Carson even suggested lowering the current wage threshold.

"It's particularly a problem in the black community," he said. "Only 19.8 percent of black teenagers have a job, who are looking for one...And that's because of those high wages. If you lower those wages, that comes down."

He added: "I would not raise it, specifically because I'm interested in making sure that people are able to enter the job market and take advantage of opportunities."

The hardline answer Carson gave seems to contradict a position he held earlier this year.

In May, just days after Carson announced his candidacy, the newly minted politician said the federal rate should be increased. When asked in a CNBC interview about raising the minimum wage, Carson said, "I think, probably, it should be higher than now."

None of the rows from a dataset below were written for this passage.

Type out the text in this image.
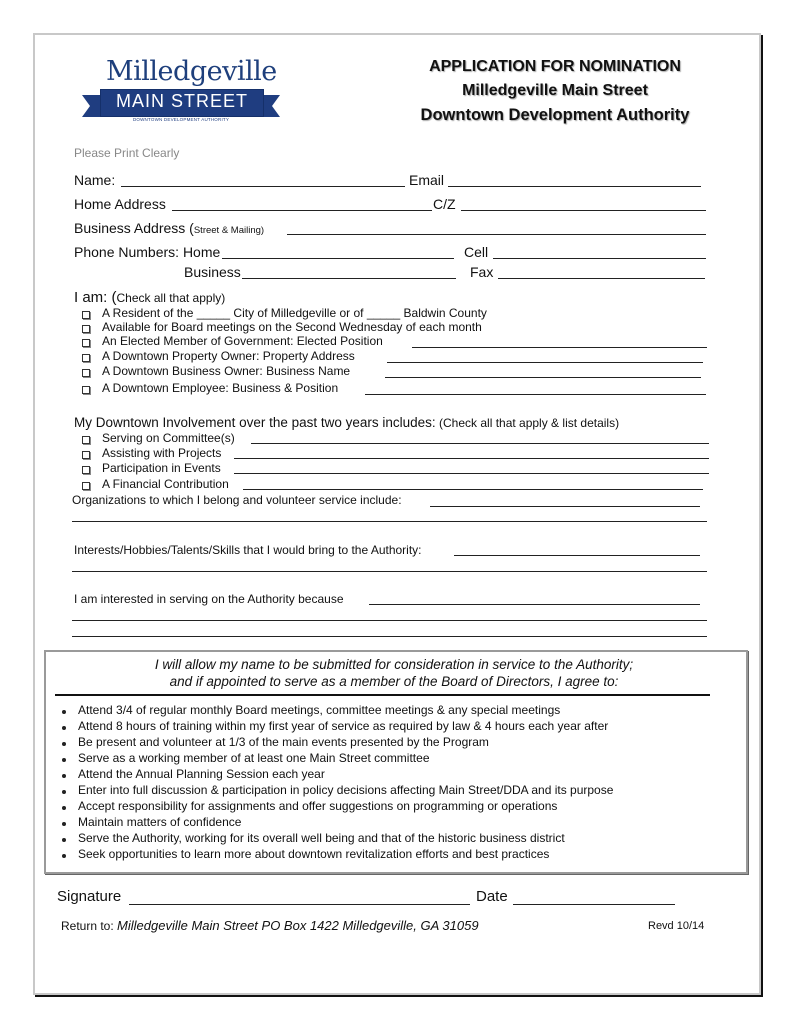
Milledgeville
MAIN STREET
DOWNTOWN DEVELOPMENT AUTHORITY
APPLICATION FOR NOMINATION
Milledgeville Main Street
Downtown Development Authority
Please Print Clearly
Name:	Email
Home Address	C/Z
Business Address (Street & Mailing)
Phone Numbers: Home	Cell
Business	Fax
I am: (Check all that apply)
A Resident of the _____ City of Milledgeville or of _____ Baldwin County
Available for Board meetings on the Second Wednesday of each month
An Elected Member of Government: Elected Position
A Downtown Property Owner: Property Address
A Downtown Business Owner: Business Name
A Downtown Employee: Business & Position
My Downtown Involvement over the past two years includes: (Check all that apply & list details)
Serving on Committee(s)
Assisting with Projects
Participation in Events
A Financial Contribution
Organizations to which I belong and volunteer service include:
Interests/Hobbies/Talents/Skills that I would bring to the Authority:
I am interested in serving on the Authority because
I will allow my name to be submitted for consideration in service to the Authority;
and if appointed to serve as a member of the Board of Directors, I agree to:
Attend 3/4 of regular monthly Board meetings, committee meetings & any special meetings
Attend 8 hours of training within my first year of service as required by law & 4 hours each year after
Be present and volunteer at 1/3 of the main events presented by the Program
Serve as a working member of at least one Main Street committee
Attend the Annual Planning Session each year
Enter into full discussion & participation in policy decisions affecting Main Street/DDA and its purpose
Accept responsibility for assignments and offer suggestions on programming or operations
Maintain matters of confidence
Serve the Authority, working for its overall well being and that of the historic business district
Seek opportunities to learn more about downtown revitalization efforts and best practices
Signature	Date
Return to: Milledgeville Main Street PO Box 1422 Milledgeville, GA 31059	Revd 10/14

Of the Republican field, only Ohio Gov. Kasich seemed to defend a wage hike, saying on the debate stage that sometimes, "people need help."

"In the state of Ohio -- and I'm the only acting executive on this stage today -- we do have a moderate increase in the minimum wage," he said.

"I come from a town where if the wind blew the wrong way, people found themselves out of work," Kasich added. "An economic theory is fine, but you know what? People need help."

Later, the Ohio Republican made another plea for empathy for those struggling on the economic ladder.

"For those at the bottom, we've got to do what we can to train them so they can move up," he said. "But to just look the other way is not acceptable"

The debate over increasing the minimum wage has become a rallying call for several in the Democratic primary. Candidates Bernie Sanders and Martin O'Malley are both in favor of raising the federal minimum wage to $15 an hour, while Hillary Clinton has backed a jump to $12 hourly.

And even without federal legislation, several cities and states are moving towards their own wage increases. On Tuesday, New York Gov. Andrew Cuomo signed an order for public employees at the minimum wage to be paid $15 per hour starting in 2018. In June, Los Angeles promised to increase the rate to $15 by 2020. Seattle also voted last year to raise its minimum to an hourly $15 by 2017.